La plupart, même sans avoir lu Laforgue, Joyce, Ionesco ou Tarkos versent des larmes de chevrotine fondue à la pensée des centaines de milliers de lecteurs qui ont acheté, lu, aimé le « roman » dont l’incipit est  : Elle est américaine, étudiante en troisième année à l’université de Berkeley. Le premier livre de Basile Szymanski s’adresse à ces lecteurs-là, il commence au futur et ne fait pas n’importe quoi de la liberté formelle dont il s’empare. Il amarre son style – j’y viens, regarde – à des socles esthétiques réels, pour ne pas dire ostentatoires, et réellement esthétiques. Ces socles sont imbriqués, si je puis me permettre, avec talent. On pourrait les appeler Dolce vita, Fin de siècle, Post-modernisme.

Pour la dolce Vita, cela saute aux yeux, cela compose on va dire la captatio benevolentiae du livre avec, notamment, ce double-sens très réussi, très jeunesse dorée injecté sur le verbe « fondre » dans le tronçon de phrase que je voudrais avoir déposé à la SACD : la nuit romaine qui fondra comme un sorbet sur le fantôme du Colisée. D’autres allusions à Fellini embellissent le texte, tant dans le choix d’une structure sibylline à première vue que dans les annotations qui renvoient au culte de l’intelligence pure, à l’aristocratie, ou du moins à cet idéal de désœuvrement, de futilité, de « vie inimitable » qui séduisent toujours.
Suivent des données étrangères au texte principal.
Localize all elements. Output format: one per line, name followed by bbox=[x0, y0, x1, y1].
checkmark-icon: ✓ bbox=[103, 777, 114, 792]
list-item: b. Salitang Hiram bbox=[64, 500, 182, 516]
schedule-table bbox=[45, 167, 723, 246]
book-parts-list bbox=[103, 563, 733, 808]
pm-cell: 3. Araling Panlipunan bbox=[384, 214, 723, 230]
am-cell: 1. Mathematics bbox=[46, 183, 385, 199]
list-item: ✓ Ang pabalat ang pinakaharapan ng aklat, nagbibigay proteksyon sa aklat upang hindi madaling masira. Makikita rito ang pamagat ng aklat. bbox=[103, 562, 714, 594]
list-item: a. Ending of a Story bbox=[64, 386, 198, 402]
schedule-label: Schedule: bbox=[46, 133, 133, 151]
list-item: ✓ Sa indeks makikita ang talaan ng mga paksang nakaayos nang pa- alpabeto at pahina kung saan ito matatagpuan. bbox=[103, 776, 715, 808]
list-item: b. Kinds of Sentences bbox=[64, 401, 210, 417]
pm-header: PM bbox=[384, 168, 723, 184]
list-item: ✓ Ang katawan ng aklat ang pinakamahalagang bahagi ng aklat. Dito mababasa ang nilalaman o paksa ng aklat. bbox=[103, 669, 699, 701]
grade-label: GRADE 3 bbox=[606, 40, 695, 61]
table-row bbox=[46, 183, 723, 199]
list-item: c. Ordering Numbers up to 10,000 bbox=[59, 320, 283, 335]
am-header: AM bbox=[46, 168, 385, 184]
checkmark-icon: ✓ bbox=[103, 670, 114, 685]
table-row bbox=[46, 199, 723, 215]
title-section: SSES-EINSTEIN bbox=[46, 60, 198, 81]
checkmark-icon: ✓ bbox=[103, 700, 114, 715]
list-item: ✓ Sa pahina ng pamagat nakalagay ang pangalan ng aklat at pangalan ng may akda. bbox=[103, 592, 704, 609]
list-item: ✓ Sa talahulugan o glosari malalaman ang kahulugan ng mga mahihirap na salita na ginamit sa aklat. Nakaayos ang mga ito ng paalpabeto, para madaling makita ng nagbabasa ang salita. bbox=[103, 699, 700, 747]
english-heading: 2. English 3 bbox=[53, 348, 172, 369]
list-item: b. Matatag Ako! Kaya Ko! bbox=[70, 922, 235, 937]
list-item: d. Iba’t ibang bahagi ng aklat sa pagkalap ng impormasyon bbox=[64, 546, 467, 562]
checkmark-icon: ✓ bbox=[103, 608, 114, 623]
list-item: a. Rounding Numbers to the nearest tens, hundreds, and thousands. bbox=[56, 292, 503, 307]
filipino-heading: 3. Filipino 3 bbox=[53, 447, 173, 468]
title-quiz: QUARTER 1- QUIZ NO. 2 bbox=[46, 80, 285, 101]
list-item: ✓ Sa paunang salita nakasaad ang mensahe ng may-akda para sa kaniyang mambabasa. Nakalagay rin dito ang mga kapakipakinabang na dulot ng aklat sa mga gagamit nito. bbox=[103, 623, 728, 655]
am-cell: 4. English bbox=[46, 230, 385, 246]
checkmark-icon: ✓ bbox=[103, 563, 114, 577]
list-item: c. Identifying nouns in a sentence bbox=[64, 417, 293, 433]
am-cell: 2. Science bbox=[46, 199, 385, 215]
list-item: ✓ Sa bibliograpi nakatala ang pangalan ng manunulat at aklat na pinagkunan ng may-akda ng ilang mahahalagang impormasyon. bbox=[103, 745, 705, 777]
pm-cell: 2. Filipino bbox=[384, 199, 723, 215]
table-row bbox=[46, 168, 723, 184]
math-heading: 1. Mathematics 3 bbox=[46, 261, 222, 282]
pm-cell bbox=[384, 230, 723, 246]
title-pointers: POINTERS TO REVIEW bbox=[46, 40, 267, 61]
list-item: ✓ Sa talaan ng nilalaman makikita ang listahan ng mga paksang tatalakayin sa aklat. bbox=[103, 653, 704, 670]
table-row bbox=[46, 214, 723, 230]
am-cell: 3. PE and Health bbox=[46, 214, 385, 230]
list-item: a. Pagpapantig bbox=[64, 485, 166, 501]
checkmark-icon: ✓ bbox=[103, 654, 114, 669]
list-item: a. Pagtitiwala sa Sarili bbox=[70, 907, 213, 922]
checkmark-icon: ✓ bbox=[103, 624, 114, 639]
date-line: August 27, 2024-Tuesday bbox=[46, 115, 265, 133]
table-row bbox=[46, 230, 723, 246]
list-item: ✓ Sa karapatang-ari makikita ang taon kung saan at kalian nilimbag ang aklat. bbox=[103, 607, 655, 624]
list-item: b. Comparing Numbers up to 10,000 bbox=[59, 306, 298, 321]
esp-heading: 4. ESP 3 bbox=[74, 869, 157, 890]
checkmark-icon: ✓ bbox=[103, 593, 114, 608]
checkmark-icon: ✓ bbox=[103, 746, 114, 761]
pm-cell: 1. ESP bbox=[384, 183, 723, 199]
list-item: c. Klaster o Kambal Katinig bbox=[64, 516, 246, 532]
Nous voyageons donc entre Fitzgerald, Sagan, Sofia Coppola et Easton Ellis.

Boris Pelcer
Boris Pelcer

Et l’on ne peut craindre d’avoir à aucun moment glissé dans la sentine où prospèrent Von Ziegesar, Pille, Sperling et consorts, parce que chez Szymanski, l’esprit Fin de siècle écrête chaque phrase au burin de l’humour, de la dérision, de la distanciation à tout prix, voire de la démystification grasse. En revanche, premier livre oblige, que sais-je, cette utilisation stylistique de la trivialité frôle si souvent la facilité qu’elle troue des fois le placo par mégarde, comme dans tels dialogues jeunistes ou surtout tel zeugme qui, à mon sens, rate bien bien la dernière marche et nous donne, à nous aussi, envie de pleurer des larmes de spectateur, d’esthète et de crocodile. Meilleur dans la parodie et en particulier dans l’application des lieux communs de la mystique universelle, l’auteur sait accommoder un ton impeccablement sentencieux avec de proverbiales énormités, dans un éclat de rire hérité du Lord Byron de Don Juan. Il est encore plus plaisant de reconnaître sans arrêt, sans lassitude, le goût de Huysmans, de Schwob ou de Lorrain pour l’accumulation, la juxtaposition burlesque ou finaude d’éléments hétéroclites.

Dave Pollot
Dave Pollot

L’exigence formelle est toujours là cependant, dominant la fatigue décadentiste. Car si le nouvel auteur fin de siècle a lu tous les (ou lu trop de) livres, son esprit exulte, n’est pas triste, et sa chair ne l’est pas davantage, d’après ce qu’il en dit, du moins. Après le modernisme tyrannique des trente glorieuses, qui alla jusqu’à interdire le figuratif à ses grand-oncles, il s’autorise à imiter les choses du monde. Lui aussi rejette les formes vieilles, mais n’a pour autant pas l’ambition d’en inventer de nouvelles. Ce n’est pas qu’il se fiche des formes, jamais de la vie, ni qu’il manque de courage, c’est qu’il faudrait voir à créer une forme nouvelle à partir de ce qu’est devenu le monde. Ce serait une forme bâtie sur de l’incertitude et du chaos, de l’hyper-information, de l’hyper-technologie et de la consommation de masse. Ce serait du post-modernisme.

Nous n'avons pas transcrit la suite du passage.